Abstract:
Intrusion detection system (IDS) in past many years has played an important part in
improving performance of systems by avoiding and preventing false attacks on the systems
to make the networks more safe and secure. Now it has become very difficult in
this world to work on the internet due to the cyber-attacks and security risks on the
internet like intrusion detections. Intrusion detection system is very much powerful so
researchers have produced the different types of intrusion detection system for different
types of environments, because IDS can detect the abnormal behaviors of the system
very accurately. On the other hand many other problems are raising for the researchers
and the intrusion detection systems due to the change of the behaviors of the attacks
on the system. Which is very much frustrating because the attacks are highly impactful
as well as the life and the accuracy of the system is on the stake. So relying on these
intrusion detection systems IDS and prevention systems PS is very risky due to their
inability to detect the threats against the new level and nature of attacks on the systems.
Recently machine leaning has reached its heights in terms of detection of threats
and anomalies as compared to the anomaly based detection systems with good potential
where these kinds of systems generally fail. For that purpose state of the art classical
machine learning algorithms are used on the UNSW-NB15 dataset as a benchmark for
experimentation while other datasets are also available. In this paper, many types of
techniques related to machine learning are used to detect the attacks accurately on the
system. On the other hand the performance of the system is degraded when the data
is multi-dimensional; therefore numbers of dimensions from 49 to 12 were decreased
for achieving more accuracy. In addition to that, features or dimensions which have
less importance or not having bigger impact or sparse on the results were filtered out.
Hence ensemble methods were applied like Random Forest (RF), support vector machine (SVM), XGBoost, Logistic Regression (LR) and Decision Tree (DT) to check the accuracy of these models. Also the wrapper based feature selection technique RFE
(Recursive Feature Elimination) is used to gain the desired features. All the machine
learning algorithms are applied for binary classification as well as for the multi classification.

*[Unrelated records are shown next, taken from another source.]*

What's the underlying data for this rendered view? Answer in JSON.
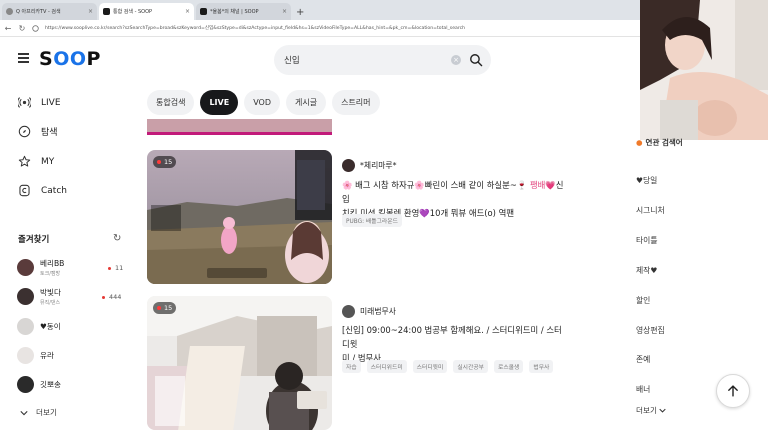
{
  "browser": {
    "tabs": [
      {
        "title": "Q 아프리카TV - 검색",
        "active": false
      },
      {
        "title": "통합 검색 - SOOP",
        "active": true
      },
      {
        "title": "*율봄*의 채널 | SOOP",
        "active": false
      }
    ],
    "new_tab_symbol": "+",
    "url": "https://www.sooplive.co.kr/search?szSearchType=broad&szKeyword=신입&szStype=di&szActype=input_field&hs=1&szVideoFileType=ALL&has_hint=&pk_cm=&location=total_search"
  },
  "header": {
    "logo_text_1": "S",
    "logo_text_2": "OO",
    "logo_text_3": "P",
    "search_value": "신입",
    "clear_symbol": "×"
  },
  "sidebar": {
    "nav": [
      {
        "label": "LIVE",
        "icon": "live-icon"
      },
      {
        "label": "탐색",
        "icon": "explore-icon"
      },
      {
        "label": "MY",
        "icon": "star-icon"
      },
      {
        "label": "Catch",
        "icon": "catch-icon"
      }
    ],
    "favorites_title": "즐겨찾기",
    "favorites": [
      {
        "name": "베리BB",
        "sub": "토크/캠방",
        "count": "11"
      },
      {
        "name": "박빛다",
        "sub": "뮤직/댄스",
        "count": "444"
      },
      {
        "name": "♥동이",
        "sub": "",
        "count": ""
      },
      {
        "name": "유라",
        "sub": "",
        "count": ""
      },
      {
        "name": "깃뽀송",
        "sub": "",
        "count": ""
      }
    ],
    "more_label": "더보기"
  },
  "filter_tabs": [
    {
      "label": "통합검색",
      "active": false
    },
    {
      "label": "LIVE",
      "active": true
    },
    {
      "label": "VOD",
      "active": false
    },
    {
      "label": "게시글",
      "active": false
    },
    {
      "label": "스트리머",
      "active": false
    }
  ],
  "results": [
    {
      "age_badge": "15",
      "streamer": "*체리마루*",
      "title_line1_a": "🌸 배그 시참 하자규",
      "title_line1_b": "🌸",
      "title_line1_c": "빠린이 스배 같이 하실분~",
      "title_line1_d": "🍷 팽배",
      "title_line1_e": "💗",
      "title_line1_f": "신입",
      "title_line2_a": "치킨 미션 킬볼렛 환영",
      "title_line2_b": "💜",
      "title_line2_c": "10개 뭐뷰 애드(o) 역팬",
      "tags": [
        "PUBG: 배틀그라운드"
      ]
    },
    {
      "age_badge": "15",
      "streamer": "미래법무사",
      "title_line1": "[신입] 09:00~24:00 법공부 함께해요. / 스터디위드미 / 스터디윗",
      "title_line2": "미 / 법무사",
      "tags": [
        "자습",
        "스터디위드미",
        "스터디윗미",
        "실시간공부",
        "로스쿨생",
        "법무사"
      ]
    }
  ],
  "right_panel": {
    "head": "연관 검색어",
    "items": [
      "♥당일",
      "시그니처",
      "타이틀",
      "제작♥",
      "할인",
      "영상편집",
      "존예",
      "배너"
    ],
    "more_label": "더보기"
  },
  "colors": {
    "accent_blue": "#1a73e8",
    "live_red": "#ff3b3b",
    "active_tab": "#18191b",
    "title_pink": "#e2457e"
  }
}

In our results it was found out that the Random Forest with the feature selection
method (RFE) has the accuracy of 99.70% for the binary classification which is most
while using the Anaconda 3.0 with python 3.0 and google colab in this research work.
We also applied the machine learning algorithms for multi-classification the accuracy is
70.72% for training and 65.86% for the training data set, and other wrapper based techniques like sequential feature selection which gives the accuracy of 99.70% with random forest using feature elimination.